The advantage of this option is that the administration of the estate can be finalised. In the event that the missing beneficiary or creditor later emerges, the insurance will pay their entitlement.
How else could I be personally liable as a PR?
Inheritance (Provision for Family and Dependants) Act 1975
PRs can also attract personal liability where an applicant under the I(PFD)A 1975 makes a successful claim that reasonable financial provision was not made for a close relative or dependant. The claim is usually made by individuals who may be aggrieved because they have been left out of a will or do not inherit on intestacy. An individual may also apply where they have received a benefit but are dissatisfied with the amount.
How can I protect myself against a claim under the I(PFD)A 1975?

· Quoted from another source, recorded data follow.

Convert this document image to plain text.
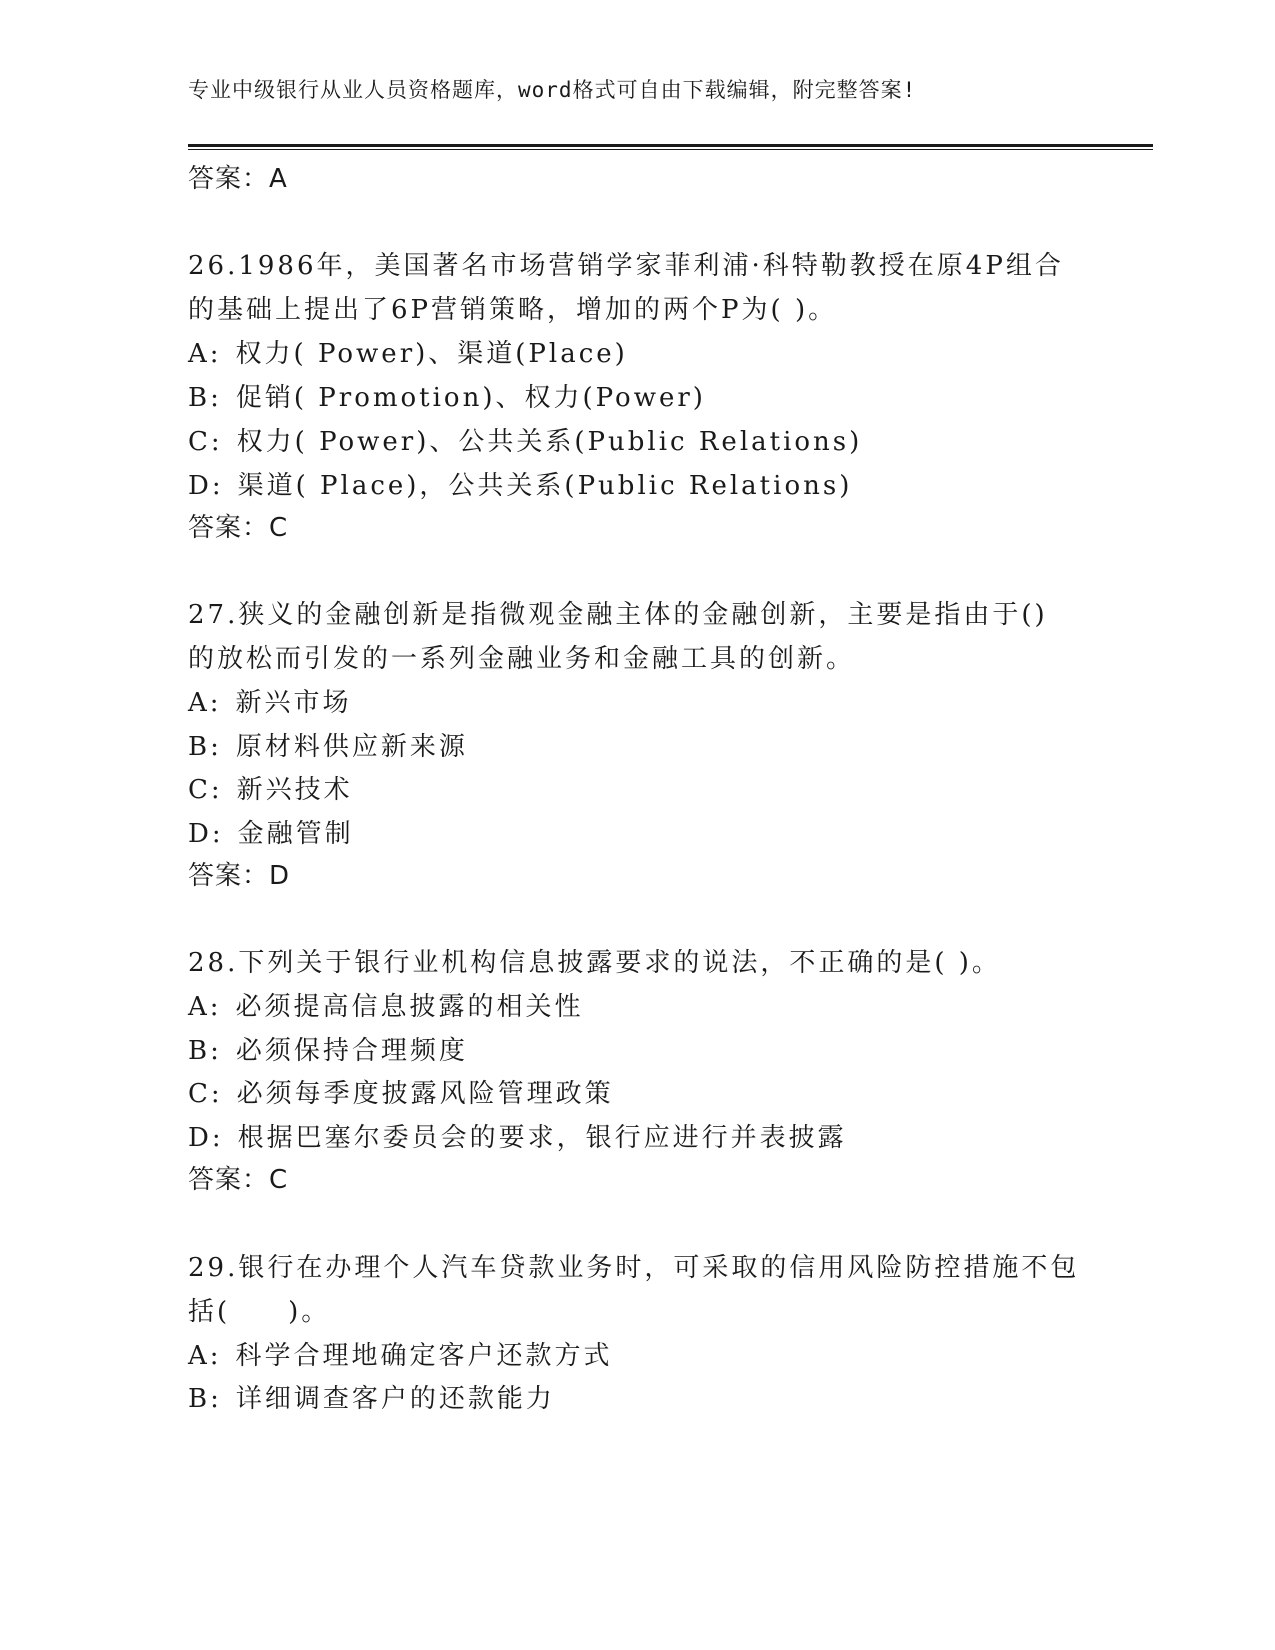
专业中级银行从业人员资格题库，word格式可自由下载编辑，附完整答案!
答案：A
26.1986年，美国著名市场营销学家菲利浦·科特勒教授在原4P组合
的基础上提出了6P营销策略，增加的两个P为( )。
A: 权力( Power)、渠道(Place)
B: 促销( Promotion)、权力(Power)
C: 权力( Power)、公共关系(Public Relations)
D: 渠道( Place)，公共关系(Public Relations)
答案：C
27.狭义的金融创新是指微观金融主体的金融创新，主要是指由于()
的放松而引发的一系列金融业务和金融工具的创新。
A: 新兴市场
B: 原材料供应新来源
C: 新兴技术
D: 金融管制
答案：D
28.下列关于银行业机构信息披露要求的说法，不正确的是( )。
A: 必须提高信息披露的相关性
B: 必须保持合理频度
C: 必须每季度披露风险管理政策
D: 根据巴塞尔委员会的要求，银行应进行并表披露
答案：C
29.银行在办理个人汽车贷款业务时，可采取的信用风险防控措施不包
括(　　)。
A: 科学合理地确定客户还款方式
B: 详细调查客户的还款能力
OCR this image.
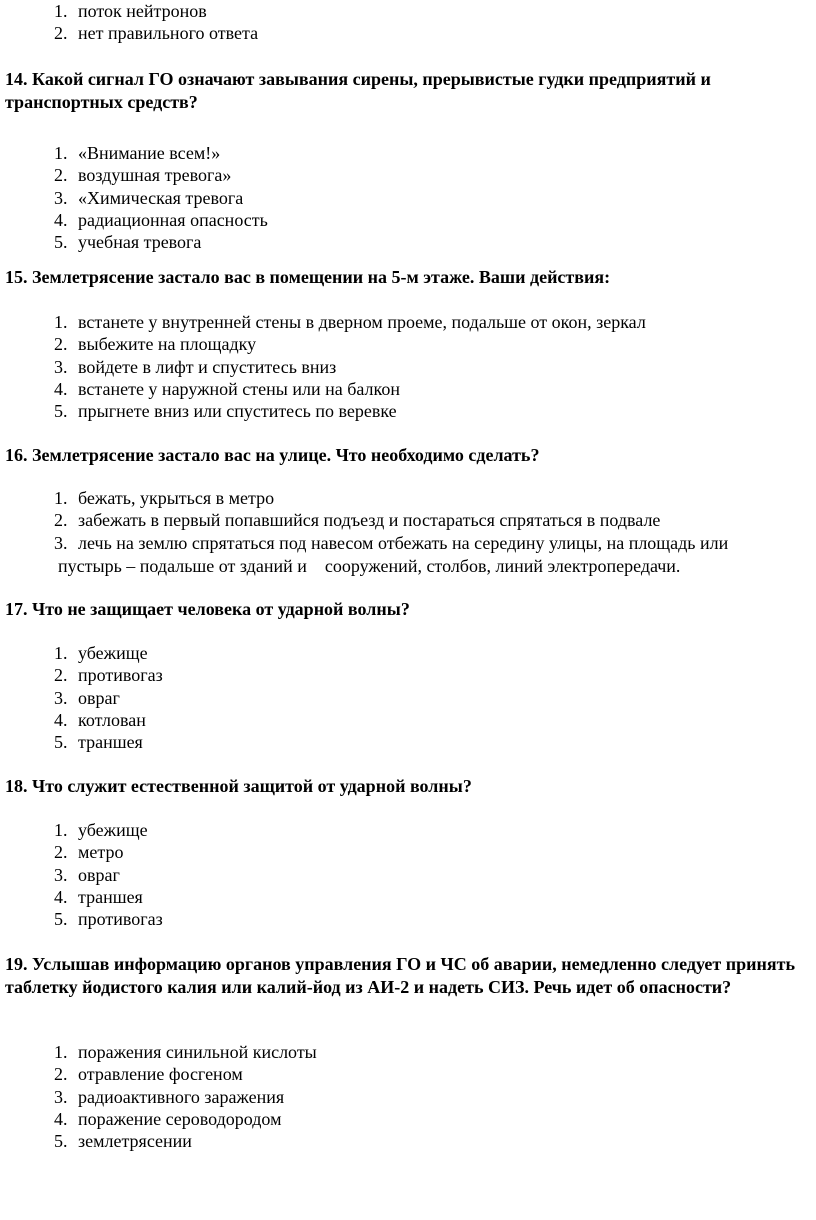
1. поток нейтронов
2. нет правильного ответа

14. Какой сигнал ГО означают завывания сирены, прерывистые гудки предприятий и транспортных средств?

1. «Внимание всем!»
2. воздушная тревога»
3. «Химическая тревога
4. радиационная опасность
5. учебная тревога

15. Землетрясение застало вас в помещении на 5-м этаже. Ваши действия:

1. встанете у внутренней стены в дверном проеме, подальше от окон, зеркал
2. выбежите на площадку
3. войдете в лифт и спуститесь вниз
4. встанете у наружной стены или на балкон
5. прыгнете вниз или спуститесь по веревке

16. Землетрясение застало вас на улице. Что необходимо сделать?

1. бежать, укрыться в метро
2. забежать в первый попавшийся подъезд и постараться спрятаться в подвале
3. лечь на землю спрятаться под навесом отбежать на середину улицы, на площадь или
пустырь – подальше от зданий и    сооружений, столбов, линий электропередачи.

17. Что не защищает человека от ударной волны?

1. убежище
2. противогаз
3. овраг
4. котлован
5. траншея

18. Что служит естественной защитой от ударной волны?

1. убежище
2. метро
3. овраг
4. траншея
5. противогаз

19. Услышав информацию органов управления ГО и ЧС об аварии, немедленно следует принять таблетку йодистого калия или калий-йод из АИ-2 и надеть СИЗ. Речь идет об опасности?

1. поражения синильной кислоты
2. отравление фосгеном
3. радиоактивного заражения
4. поражение сероводородом
5. землетрясении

An application under the act must be brought within 6 months of the Grant of Representation; therefore, it is advised that the PR wait the 6 month period before distributing the estate. PRs that wait before distributing the estate are protected from liability under the Act.
When someone dies, it is a PR’s duty to ensure that the funds are distributed to the right person. This becomes a difficult task in circumstances where a beneficiary or creditor is unknown or missing for any reason. The consequences of distributing incorrectly or without sufficient protection could be very costly.
Whether the protection discussed above is necessary and which protection is most appropriate will vary from case to case and very much depends on the particular facts of a matter.
However, where someone makes a Will, steps can be taken to save the PRs time, pressure and associated costs in the distribution of an estate. For instance, by providing and reviewing contact details of beneficiaries.
Consistent with our policy when giving comment and advice on a non-specific basis, we cannot assume legal responsibility for the accuracy of any particular statement. In the case of specific problems we recommend that professional advice be sought.